Through a process which has existed since verbal consciousness first formed in humanity, we develop verbal constructs to represent the outside world in our own internal universe. Yet, none of these internalized assessments are 100% accurate, NOR COULD THEY EVER BE, even though the entirety of human consciousness now shares in the illusion that what they do represent what is actually “out there” as represented by their current misunderstanding of their fellow human being, and their current relationship to the other (“the finger pointing at the moon can never be the moon”). And, we use these constructs to oppress, repress, and deny the other, all the while unconsciously honoring the culturally inculcated process of mutual oppression, and repression, of the Divine. We are all potential scapegoats for “the other”, especially when collaboration in a process is not a value, and much of our energy may become directed to prevention of us from becoming blamed or accused of behavior everybody is already responsible for, with or without us, anyway. PROJECTION IS PAINFUL, and we all feel its wrath from time to time.

Civil War, by Guns and Roses

https://www.youtube.com/watch?v=ALhwQKTRAgA

Our culture shows many examples of this process playing out in movies, on TV programs, and, of course, we all experience this in our day-to-day lives, as we interact with our social and cultural environment. The implications are vast, and insidious. Please consider the following excerpt from the movie COOL HAND LUKE

Captain: You gonna get used to wearing those chains after a while, Luke. Don’t you never stop listening to them clinking, ‘cause they gonna remind you what I been saying for your own good.

Luke: I wish you’d stop being so good to me, Cap’n.

Captain: Don’t you ever talk that way to me. NEVER! NEVER! [Captain hits Luke, who rolls down the hill to the other prisoners] What we’ve got here is … failure to communicate. Some men you just can’t reach. So you get what we had here last week, which is the way he wants it. Well, he gets it. I don’t like it any more than you men.

The “failed” communication of the Captain to Luke is the basis for the successful communication of the Captain to the prisoners: subvert my rules and you will be crushed. The brutal message is made in public, not so that all the prisoners can see what happens to Luke, but so that all the prisoners can see all the prisoners seeing what happens to Luke.

In environments like prisons, the education system, the military, and larger groups up to, and including, American society, behavioral decisions based on private information (“I saw Luke beaten down for breaking the rules. If I break the rules I might get beaten, too.”) are almost always weaker than behavioral decisions based on Common Knowledge (“Everyone knows that if you break the rules like Luke you will be beaten down. Why would I even think about breaking the rules?”). The latter has more binding power, because, in effect, the prisoners themselves end up enforcing the warden’s (or society’s) rules. Even if you privately believe that you and your fellow prisoners could make a break for it, so long as you believe that “everyone knows” that you will be punished for breaking the rules, then you do not believe that you will receive any support from your fellow prisoners (fellow citizens, or friends). It is irrational to even raise the subject with your fellow prisoners, as you will mark yourself as someone who is either too stupid or too dangerous not to recognize what everyone else knows that everyone else knows. And because everyone is making a similar calculation, no one ever makes an escape attempt and the Common Knowledge grows stronger over time, as does the no-escaping binding attitudes. This is why the Captain goes to such lengths not just to punish Luke for his escape attempts, but to break Luke, and not just to break Luke, but to break Luke as publicly as possible.

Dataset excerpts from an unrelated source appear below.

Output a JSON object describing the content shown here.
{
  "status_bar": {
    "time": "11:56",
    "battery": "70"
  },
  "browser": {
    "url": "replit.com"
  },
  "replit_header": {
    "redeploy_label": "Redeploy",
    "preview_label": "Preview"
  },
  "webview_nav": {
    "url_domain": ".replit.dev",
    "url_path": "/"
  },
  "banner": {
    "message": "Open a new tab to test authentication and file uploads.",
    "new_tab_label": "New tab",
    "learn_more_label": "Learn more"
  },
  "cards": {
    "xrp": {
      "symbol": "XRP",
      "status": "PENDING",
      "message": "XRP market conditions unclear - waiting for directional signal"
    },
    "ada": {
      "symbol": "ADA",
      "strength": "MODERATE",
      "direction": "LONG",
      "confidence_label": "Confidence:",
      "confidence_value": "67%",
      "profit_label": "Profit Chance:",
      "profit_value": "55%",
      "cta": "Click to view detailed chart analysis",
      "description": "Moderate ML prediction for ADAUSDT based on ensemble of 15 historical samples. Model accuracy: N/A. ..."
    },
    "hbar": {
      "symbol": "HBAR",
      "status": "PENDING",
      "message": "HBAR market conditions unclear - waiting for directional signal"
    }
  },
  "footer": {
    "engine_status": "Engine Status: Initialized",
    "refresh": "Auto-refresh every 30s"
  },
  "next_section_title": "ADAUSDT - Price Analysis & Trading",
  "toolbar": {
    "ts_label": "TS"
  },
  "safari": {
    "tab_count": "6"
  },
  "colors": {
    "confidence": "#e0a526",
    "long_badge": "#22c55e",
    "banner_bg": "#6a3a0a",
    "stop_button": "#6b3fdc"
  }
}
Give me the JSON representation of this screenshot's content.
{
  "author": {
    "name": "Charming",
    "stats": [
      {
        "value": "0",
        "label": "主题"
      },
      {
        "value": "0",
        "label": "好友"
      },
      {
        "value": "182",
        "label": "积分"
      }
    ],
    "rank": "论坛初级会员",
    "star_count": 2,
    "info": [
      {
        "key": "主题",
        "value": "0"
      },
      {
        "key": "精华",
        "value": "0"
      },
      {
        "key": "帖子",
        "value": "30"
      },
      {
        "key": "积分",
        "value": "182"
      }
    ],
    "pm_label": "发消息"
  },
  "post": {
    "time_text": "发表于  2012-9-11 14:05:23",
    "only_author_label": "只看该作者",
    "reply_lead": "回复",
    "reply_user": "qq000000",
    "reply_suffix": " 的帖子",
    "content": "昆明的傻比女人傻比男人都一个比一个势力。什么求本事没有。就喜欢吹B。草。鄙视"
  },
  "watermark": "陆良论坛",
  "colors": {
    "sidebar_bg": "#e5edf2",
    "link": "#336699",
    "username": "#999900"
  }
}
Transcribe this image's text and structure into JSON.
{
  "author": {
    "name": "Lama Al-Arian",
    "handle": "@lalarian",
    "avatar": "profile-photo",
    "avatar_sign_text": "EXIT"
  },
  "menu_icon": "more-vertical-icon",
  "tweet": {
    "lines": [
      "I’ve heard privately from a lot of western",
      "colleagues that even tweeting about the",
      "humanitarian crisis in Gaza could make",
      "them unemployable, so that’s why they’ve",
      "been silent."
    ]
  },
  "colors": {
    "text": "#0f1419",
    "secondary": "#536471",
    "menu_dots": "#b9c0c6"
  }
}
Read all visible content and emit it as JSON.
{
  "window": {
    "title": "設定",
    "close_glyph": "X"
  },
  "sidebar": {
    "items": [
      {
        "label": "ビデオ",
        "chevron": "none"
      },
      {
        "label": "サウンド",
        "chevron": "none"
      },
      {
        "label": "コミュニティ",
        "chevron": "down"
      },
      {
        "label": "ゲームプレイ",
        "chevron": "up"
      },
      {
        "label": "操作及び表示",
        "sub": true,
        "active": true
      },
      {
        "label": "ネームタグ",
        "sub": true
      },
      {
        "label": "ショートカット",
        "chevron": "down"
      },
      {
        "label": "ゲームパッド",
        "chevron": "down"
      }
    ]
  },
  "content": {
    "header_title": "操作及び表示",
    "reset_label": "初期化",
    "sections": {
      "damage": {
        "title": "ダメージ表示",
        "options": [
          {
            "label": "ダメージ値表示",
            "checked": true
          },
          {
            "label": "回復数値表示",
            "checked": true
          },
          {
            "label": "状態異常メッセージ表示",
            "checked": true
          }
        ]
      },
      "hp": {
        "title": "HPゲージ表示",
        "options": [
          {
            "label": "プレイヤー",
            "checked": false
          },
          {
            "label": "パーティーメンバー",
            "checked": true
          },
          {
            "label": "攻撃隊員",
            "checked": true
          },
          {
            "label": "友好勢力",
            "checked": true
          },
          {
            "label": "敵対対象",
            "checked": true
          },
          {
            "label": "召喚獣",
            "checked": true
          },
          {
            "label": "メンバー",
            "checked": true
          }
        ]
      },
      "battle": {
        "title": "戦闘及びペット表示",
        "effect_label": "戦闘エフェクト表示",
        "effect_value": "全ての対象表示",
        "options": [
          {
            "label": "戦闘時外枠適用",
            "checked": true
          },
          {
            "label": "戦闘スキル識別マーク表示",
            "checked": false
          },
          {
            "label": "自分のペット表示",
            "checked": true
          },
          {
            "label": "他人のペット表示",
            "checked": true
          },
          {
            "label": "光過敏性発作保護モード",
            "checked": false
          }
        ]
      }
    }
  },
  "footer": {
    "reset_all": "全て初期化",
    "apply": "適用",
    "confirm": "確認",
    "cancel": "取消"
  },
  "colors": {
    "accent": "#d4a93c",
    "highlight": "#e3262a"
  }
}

A variation of the Common Knowledge game appears in a story first presented in ancient times.  Plato has Socrates describe a group of people who have lived chained to the wall of a cave all of their lives, facing a blank wall. The people watch shadows projected on the wall from objects passing in front of a fire behind them, and give names to these shadows. The shadows are the prisoners’ reality. Socrates explains how the philosopher is like a prisoner who is freed from the cave and comes to understand that the shadows on the wall are not reality at all, for he can perceive the true form of reality rather than the manufactured reality that is the shadows seen by the prisoners.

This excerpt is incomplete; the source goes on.